Autre pièce qui relie la violence et le sport : « Afterhours », du Néerlandais Marc Bjil. Ici, c’est le terrain de basket en tant que symbole d’une certaine urbanité pauvre mais fière qui est signifié. Cette image du terrain coincé entre deux barres d’HLM qui est la seule distraction et la seule ambition des jeunes de ces quartiers a tellement été médiatisée que sa signification en tant que telle s’est depuis longtemps érodée. En effet, le terrain de Bjil est cloisonné par des grillages et les marques au sol remplacés par des tubes en néons. L’atmosphère glauque – encore renforcée par des barbelés et des détritus par terre – est celle d’un symbole de fin de vie et marque aussi le contraste avec le travail de la Luxembourgeoise Letizia Romanini. Son installation « Sans titre » se compose d’un anneau de basket et d’un filet, avec la seule différence que celui-ci est en laine et semble interminable – une subtile allusion au fait que le monde ludique se définit par lui-même comme inépuisable avec comme seule limite l’homme.

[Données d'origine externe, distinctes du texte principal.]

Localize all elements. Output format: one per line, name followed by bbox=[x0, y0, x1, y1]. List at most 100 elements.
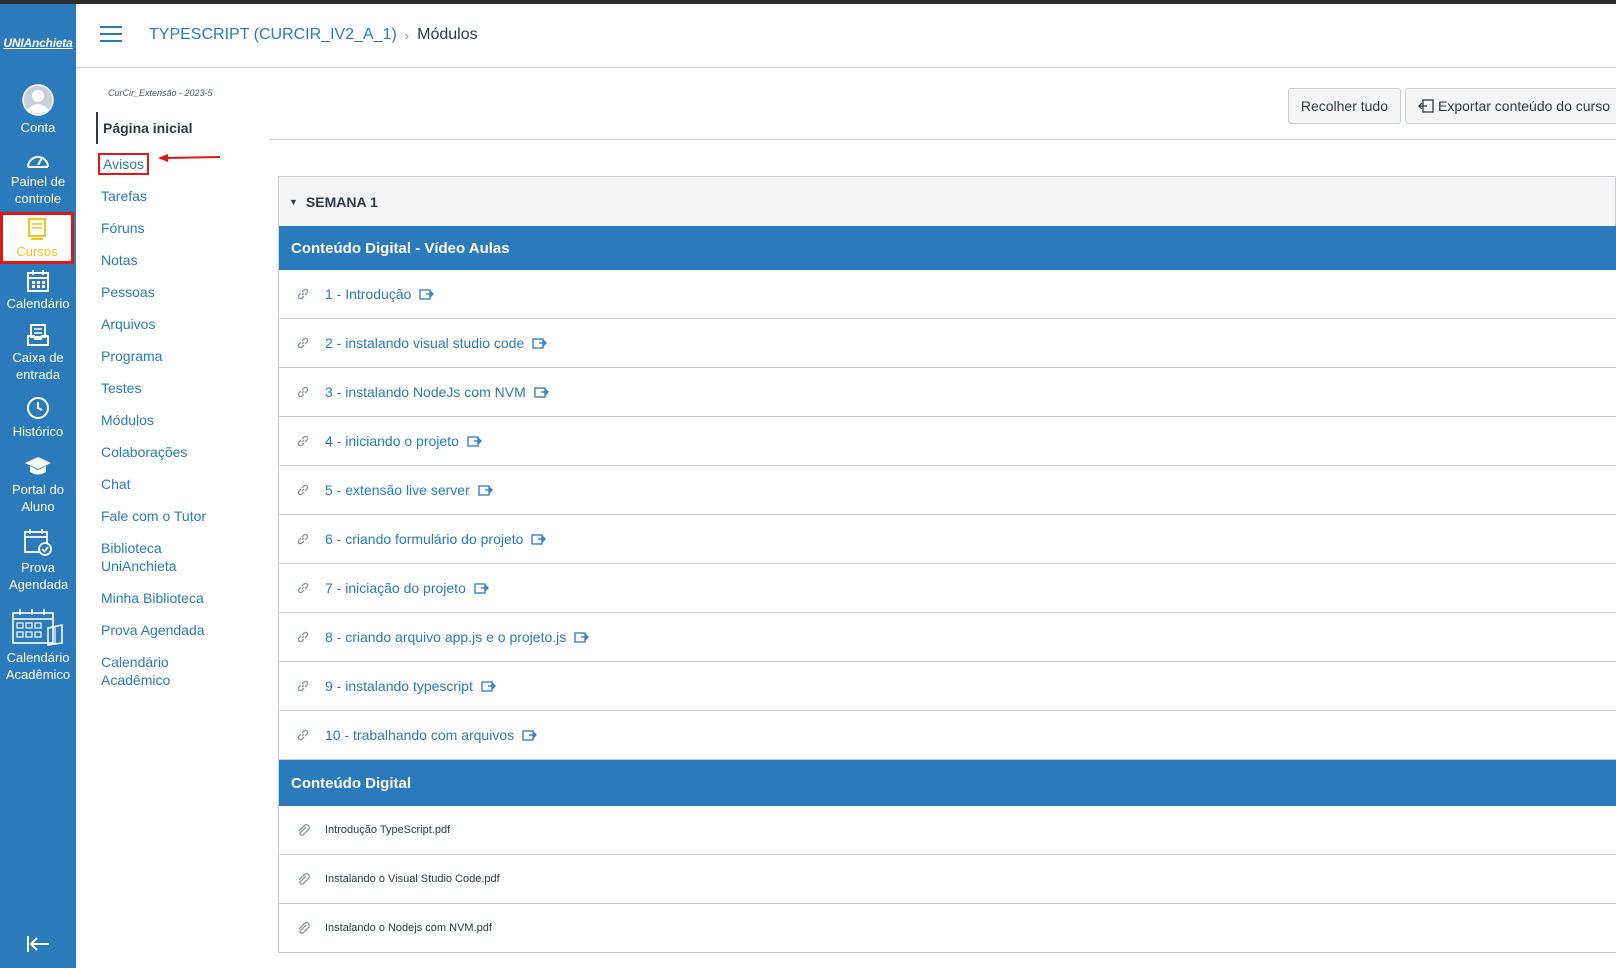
link-icon bbox=[297, 680, 309, 692]
module-item-link[interactable]: 7 - iniciação do projeto bbox=[278, 564, 1616, 613]
module-list: ▼ SEMANA 1 Conteúdo Digital - Vídeo Aula… bbox=[278, 176, 1616, 953]
module-item-title[interactable]: 6 - criando formulário do projeto bbox=[325, 531, 523, 547]
module-item-link[interactable]: 4 - iniciando o projeto bbox=[278, 417, 1616, 466]
course-nav-grades[interactable]: Notas bbox=[96, 244, 266, 276]
collapse-all-button[interactable]: Recolher tudo bbox=[1287, 88, 1401, 124]
global-nav-account[interactable]: Conta bbox=[0, 84, 76, 140]
module-item-link[interactable]: 9 - instalando typescript bbox=[278, 662, 1616, 711]
global-navigation: UNIAnchieta Conta Painel de controle Cur… bbox=[0, 4, 76, 968]
global-nav-dashboard[interactable]: Painel de controle bbox=[0, 150, 76, 208]
module-item-file[interactable]: Instalando o Nodejs com NVM.pdf bbox=[278, 904, 1616, 953]
module-item-link[interactable]: 10 - trabalhando com arquivos bbox=[278, 711, 1616, 760]
breadcrumb-course-link[interactable]: TYPESCRIPT (CURCIR_IV2_A_1) bbox=[149, 26, 397, 44]
course-nav-syllabus[interactable]: Programa bbox=[96, 340, 266, 372]
dashboard-gauge-icon bbox=[27, 156, 49, 168]
collapse-caret-icon: ▼ bbox=[289, 196, 298, 207]
module-item-title[interactable]: 5 - extensão live server bbox=[325, 482, 470, 498]
module-item-title[interactable]: Instalando o Visual Studio Code.pdf bbox=[325, 873, 500, 885]
external-link-icon bbox=[532, 338, 548, 349]
module-item-title[interactable]: 7 - iniciação do projeto bbox=[325, 580, 466, 596]
global-nav-academic-calendar[interactable]: Calendário Acadêmico bbox=[0, 608, 76, 690]
collapse-nav-button[interactable] bbox=[22, 932, 54, 956]
module-item-link[interactable]: 1 - Introdução bbox=[278, 270, 1616, 319]
external-link-icon bbox=[467, 436, 482, 447]
export-course-content-button[interactable]: Exportar conteúdo do curso bbox=[1405, 88, 1616, 124]
course-navigation: CurCir_Extensão - 2023-5 Página inicial … bbox=[96, 80, 266, 696]
module-item-title[interactable]: Introdução TypeScript.pdf bbox=[325, 824, 450, 836]
course-nav-library[interactable]: Biblioteca UniAnchieta bbox=[96, 532, 196, 582]
link-icon bbox=[297, 435, 309, 447]
toolbar-divider bbox=[270, 139, 1616, 140]
course-nav-home[interactable]: Página inicial bbox=[96, 112, 266, 144]
module-item-file[interactable]: Instalando o Visual Studio Code.pdf bbox=[278, 855, 1616, 904]
course-nav-chat[interactable]: Chat bbox=[96, 468, 266, 500]
global-nav-courses[interactable]: Cursos bbox=[0, 212, 74, 264]
module-item-file[interactable]: Introdução TypeScript.pdf bbox=[278, 806, 1616, 855]
module-item-title[interactable]: Instalando o Nodejs com NVM.pdf bbox=[325, 922, 492, 934]
course-nav-discussions[interactable]: Fóruns bbox=[96, 212, 266, 244]
module-item-title[interactable]: 8 - criando arquivo app.js e o projeto.j… bbox=[325, 629, 566, 645]
global-nav-student-portal[interactable]: Portal do Aluno bbox=[0, 456, 76, 516]
module-item-link[interactable]: 6 - criando formulário do projeto bbox=[278, 515, 1616, 564]
course-nav-people[interactable]: Pessoas bbox=[96, 276, 266, 308]
link-icon bbox=[297, 386, 309, 398]
breadcrumb-current: Módulos bbox=[417, 26, 478, 43]
module-title: SEMANA 1 bbox=[305, 193, 378, 210]
course-nav-files[interactable]: Arquivos bbox=[96, 308, 266, 340]
external-link-icon bbox=[474, 583, 489, 594]
logo-text: UNIAnchieta bbox=[3, 35, 73, 50]
link-icon bbox=[297, 533, 309, 545]
course-nav-academic-calendar[interactable]: Calendário Acadêmico bbox=[96, 646, 186, 696]
course-nav-scheduled-exam[interactable]: Prova Agendada bbox=[96, 614, 266, 646]
course-term: CurCir_Extensão - 2023-5 bbox=[108, 88, 213, 98]
global-nav-scheduled-exam[interactable]: Prova Agendada bbox=[0, 528, 76, 594]
collapse-arrow-icon bbox=[27, 936, 49, 952]
module-item-link[interactable]: 5 - extensão live server bbox=[278, 466, 1616, 515]
global-nav-label: Portal do Aluno bbox=[11, 482, 65, 514]
course-nav-my-library[interactable]: Minha Biblioteca bbox=[96, 582, 266, 614]
global-nav-label: Calendário bbox=[6, 296, 70, 311]
logo[interactable]: UNIAnchieta bbox=[0, 4, 76, 81]
academic-calendar-icon bbox=[12, 609, 63, 646]
annotation-arrow-icon bbox=[158, 154, 221, 162]
module-item-title[interactable]: 3 - instalando NodeJs com NVM bbox=[325, 384, 526, 400]
course-nav-modules[interactable]: Módulos bbox=[96, 404, 266, 436]
global-nav-history[interactable]: Histórico bbox=[0, 396, 76, 440]
section-header-video: Conteúdo Digital - Vídeo Aulas bbox=[278, 226, 1616, 270]
video-items-list: 1 - Introdução 2 - instalando visual stud… bbox=[278, 270, 1616, 760]
module-item-link[interactable]: 3 - instalando NodeJs com NVM bbox=[278, 368, 1616, 417]
global-nav-calendar[interactable]: Calendário bbox=[0, 270, 76, 314]
course-nav-quizzes[interactable]: Testes bbox=[96, 372, 266, 404]
courses-book-icon bbox=[28, 218, 46, 240]
module-header[interactable]: ▼ SEMANA 1 bbox=[278, 176, 1616, 226]
global-nav-inbox[interactable]: Caixa de entrada bbox=[0, 324, 76, 386]
attachment-icon bbox=[298, 824, 310, 836]
course-nav-assignments[interactable]: Tarefas bbox=[96, 180, 266, 212]
global-nav-label: Calendário Acadêmico bbox=[5, 650, 71, 682]
calendar-icon bbox=[27, 270, 49, 292]
attachment-icon bbox=[298, 922, 310, 934]
external-link-icon bbox=[522, 730, 538, 741]
course-nav-contact-tutor[interactable]: Fale com o Tutor bbox=[96, 500, 266, 532]
clock-icon bbox=[27, 397, 49, 419]
link-icon bbox=[297, 729, 309, 741]
module-item-link[interactable]: 8 - criando arquivo app.js e o projeto.j… bbox=[278, 613, 1616, 662]
external-link-icon bbox=[534, 387, 549, 398]
course-menu-toggle-icon[interactable] bbox=[100, 26, 122, 44]
module-item-title[interactable]: 2 - instalando visual studio code bbox=[325, 335, 524, 351]
external-link-icon bbox=[478, 485, 493, 496]
file-items-list: Introdução TypeScript.pdf Instalando o Vi… bbox=[278, 806, 1616, 953]
module-item-link[interactable]: 2 - instalando visual studio code bbox=[278, 319, 1616, 368]
link-icon bbox=[297, 288, 309, 300]
inbox-icon bbox=[27, 324, 49, 346]
course-nav-collaborations[interactable]: Colaborações bbox=[96, 436, 266, 468]
external-link-icon bbox=[419, 289, 435, 300]
section-header-digital: Conteúdo Digital bbox=[278, 760, 1616, 806]
export-icon bbox=[1418, 99, 1434, 113]
module-item-title[interactable]: 10 - trabalhando com arquivos bbox=[325, 727, 514, 743]
module-item-title[interactable]: 4 - iniciando o projeto bbox=[325, 433, 459, 449]
modules-toolbar: Recolher tudo Exportar conteúdo do curso bbox=[1287, 88, 1616, 124]
module-item-title[interactable]: 1 - Introdução bbox=[325, 286, 411, 302]
module-item-title[interactable]: 9 - instalando typescript bbox=[325, 678, 473, 694]
attachment-icon bbox=[298, 873, 310, 885]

Sans vouloir aller plus loin dans les détails – il resterait encore nombre d’oeuvres à présenter – on peut retenir deux choses : ou bien le monde ludique manque de profondeur ou l’exposition n’en tient pas assez compte. Car même si certaines oeuvres sont amusantes, le spectateur ressort du Casino en restant sur sa faim.

Au Casino-Forum d’art contemporain jusqu’au 5 septembre.